5. Protocole de ministères pour les Astrocytes primaire

  1. les moyenne préparation AMG
    1. supplément Dulbecco ' s modified Eagle ' glucose de s libres moyen avec 3,7 g/L de bicarbonate de sodium et 1 % pénicilline/streptomycine. Voir documentation au tableau 4.
    2. Purge 20 mL du milieu glucose libre par barbotage avec 95 % N 2 / 5 % de CO 2 pendant 10 min à un débit de 15 L/min (indiqué par le débitmètre) en insérant une pipette sérologique pour l’installation de gaz dans le milieu de.
      Remarque : Après avoir purgé le milieu de l’oxygène, ajuster le pH à 7,4 (voir la note sur le point 2.1).
    3. Filtrer le milieu sans glucose purgé à l’aide d’un système de filtre de tube de 50 mL.
      Remarque : Faire un milieu frais AMG pour chaque expérience, bouillonnant avec 95 % N 2 / 5 % de CO 2 avant d’utiliser, pour faire en sorte que les cellules sont exposées à un environnement purgé de l’oxygène.
  2. Procédure expérimentale
    1. à l’intérieur de la hotte de culture tissulaire, enlevez astrocyte média préalablement préparée lamelles couvre-objet (reportez-vous à l’étape 4.3.5) et laver avec du PBS cellulaire deux fois pour enlever toute glucose sur les cellules.
    2. Ajouter 2 mL de médias AMG pour chaque bien et placez les cupules multiples à l’intérieur de la chambre d’hypoxie avec leurs couvercles OFF
    3. Connecter le mélange gazeux à la vanne d’entrée et laissez la vanne de sortie ouverte. Rincer la chambre avec le mélange de gaz de 95 % N 2 / 5 % CO 2, à 15 L/min pendant 5 min.
    4. Couper l’arrivée de gaz et d’abord fermer la pince sur la valve de sortie, puis fermer la pince sur le tuyau de vanne gaz entrée.
      Remarque : S’assurer il n’y a aucune fuite de gaz en couvrant le sceau de la chambre à l’eau savonneuse. Si le joint est sécurisé, aucune bulle ne devrait former.
    5. Placer la chambre entière dans l’incubateur de culture cellulaire à 37 ° C pendant 1 h ou 6 h en ministères.
    6. Après que la période d’incubation est terminée, aspirer les médias AMG et soigneusement pipette 2 mL de DMEM complet à chaque 4,67 cm 2 bien pour le normoxique traiter 24 h.

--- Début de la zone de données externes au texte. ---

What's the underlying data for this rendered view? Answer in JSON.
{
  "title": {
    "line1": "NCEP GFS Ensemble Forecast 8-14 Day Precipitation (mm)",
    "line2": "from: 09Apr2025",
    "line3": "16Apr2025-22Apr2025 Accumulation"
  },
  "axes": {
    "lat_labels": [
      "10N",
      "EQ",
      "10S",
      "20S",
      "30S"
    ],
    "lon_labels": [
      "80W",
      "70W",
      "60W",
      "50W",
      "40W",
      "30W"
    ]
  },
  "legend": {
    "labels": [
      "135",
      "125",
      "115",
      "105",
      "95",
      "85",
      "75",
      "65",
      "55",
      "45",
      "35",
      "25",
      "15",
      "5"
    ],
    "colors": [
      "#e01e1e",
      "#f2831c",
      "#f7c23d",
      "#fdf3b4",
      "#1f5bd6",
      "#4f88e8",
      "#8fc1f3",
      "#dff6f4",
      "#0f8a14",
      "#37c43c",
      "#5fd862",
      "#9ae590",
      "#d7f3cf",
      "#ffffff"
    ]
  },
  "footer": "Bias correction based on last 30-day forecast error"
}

6. Protocole pour la préparation de Immunofluorescence Astrocyte primaire

Remarque : pour évaluer la pureté de l’astrocyte, cellule cérébrale différents types tels que les neurones, la microglie et des oligodendrocytes peuvent être détectées par immunofluorescence à l’aide de marqueurs de cellules différentes. Marqueurs de prolifération, PCNA et l’iodure de propidium (PI) peuvent être utilisés sur primaires astrocytes exposés aux ministères, suivie des conditions normoxiques. Voir des matières Table des matières.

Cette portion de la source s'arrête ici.